By: Penny Woodward | October 20, 2016
With regular rain (in some cases too much), this has been a wonderful year for many plants. My apples are in blossom and have never been so beautiful, my rare fringe tree has more flowers than I have seen before, but the one I am most proud of is my rhubarb. I’ve never been much good at growing rhubarb but this year the stems are thick and bright red and the leaves huge.
It’s not too late to plant rhubarb crowns. They like rich, composty soil and lots of water. Once planted, added well-rotted manure around the outside of the clump, water and mulch well. Don’t try to harvest in your first year, just leave it to settle in and look forward to harvesting next spring. There are some lovely red-stemmed rhubarbs around with very local names such as ‘Victoria’, ‘Sydney Crimson’, ‘Wandin Red’, ‘Silvan Giant’, and ‘Ever Red’. Mine is Victoria. Rhubarb likes sun, but I’ve found it does best in my temperate garden where it gets morning sun and afternoon shade.
Once a month during the growing season, water with seaweed extract and some liquid fish emulsion – this encourages stem formation. It is almost impossible to over-feed rhubarb. Cut out any flower stems that develop. Never harvest more than half the clump at any one time, removing the outside stems first.
To pick, hold the stalk near the base and pull out from the plant. This makes sure that the whole stem comes away and doesn’t leave a stump, which could cause rotting as it breaks down. Remove the leaves from the stalks. These leaves are poisonous (very high in oxalic acid), so don’t eat or feed them to poultry or other stock, but they are safe to add to the compost.
While rhubarb stems are used mainly in sweet dishes, so should be thought of as a fruit, botanically it is classed as a vegetable. That said, in 1947 an American court declared that it was a fruit for the purposes of taxation. The Greeks saw it as food for barbarians while the Chinese revered it for its medicinal uses. During the 1600s in England it was worth more than double the price of opium. (Personally, I’m all in favour of barbarians eating rhubarb, and it would be nice to live in a world where rhubarb was seen as being more valuable than opium!)
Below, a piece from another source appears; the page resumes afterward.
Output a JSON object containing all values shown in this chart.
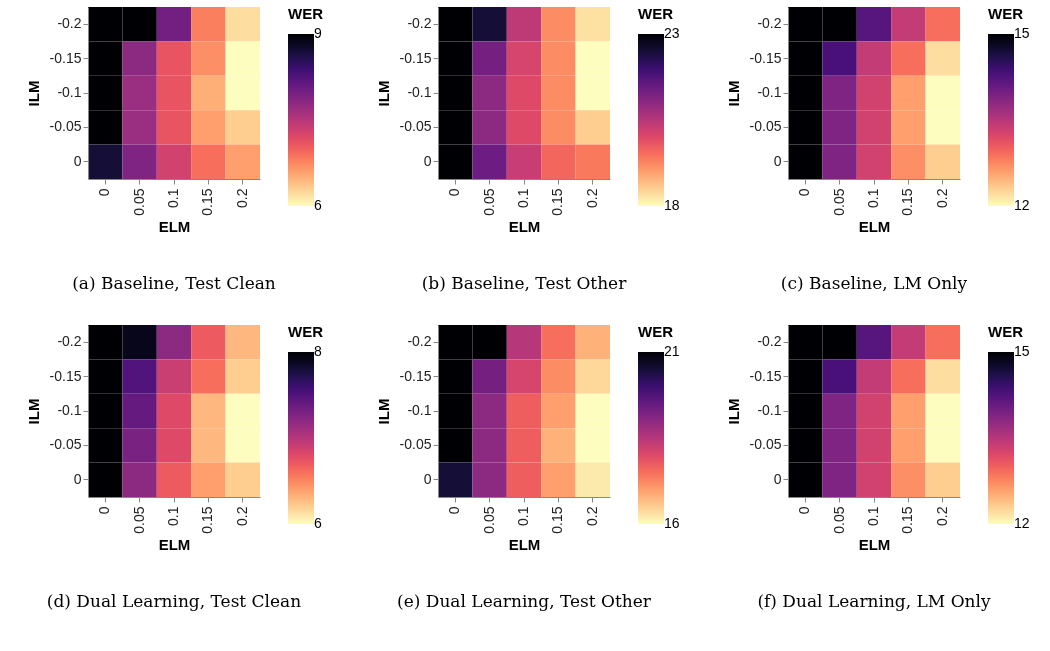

I love rhubarb simply stewed with sugar and a little nutmeg. But it’s also made into jams, jellies, sauces and pie filling. It is rich in potassium, calcium and vitamins A, C and K. In Poland it is added, with spices, to potatoes, while Afghans add it to spinach, and in Italy it is distilled to make the low-alcohol drink, rabarbaro. My favourite way of using rhubarb though is in this cake: the recipe came from my sister’s friend’s mum. So easy to make and you don’t even have to cook the rhubarb first.
Win’s rhubarb cake
50g butter (melted)
250–350g of brown sugar (depends how sweet you want it!)
2 cups self-raising flour
250ml of plain yoghurt or sour cream
1 teaspoon of cinnamon
500g of roughly chopped raw rhubarb stems (do not use pre-cooked rhubarb)
Grease a round, square or loaf tin, and line the base with baking paper. Mix all ingredients thoroughly with wooden spoon (it is hard work as it is quite a thick mixture) – add the rhubarb to the mix last and stir through. Put mix into greased tin and bake in moderate oven for approximately 1 hour (check after 30 minutes or so and turn it around in the oven) or until it springs back when touched and browned off on top. You can sprinkle more cinnamon on the top while it’s cooling if you wish.
This is a moist, slightly sharp and not too sweet cake. Eat on its own or serve with cream, ice cream or custard.
If there is any left (this doesn't often happen at our place) then store in the refrigerator as it has yoghurt/sour cream in it.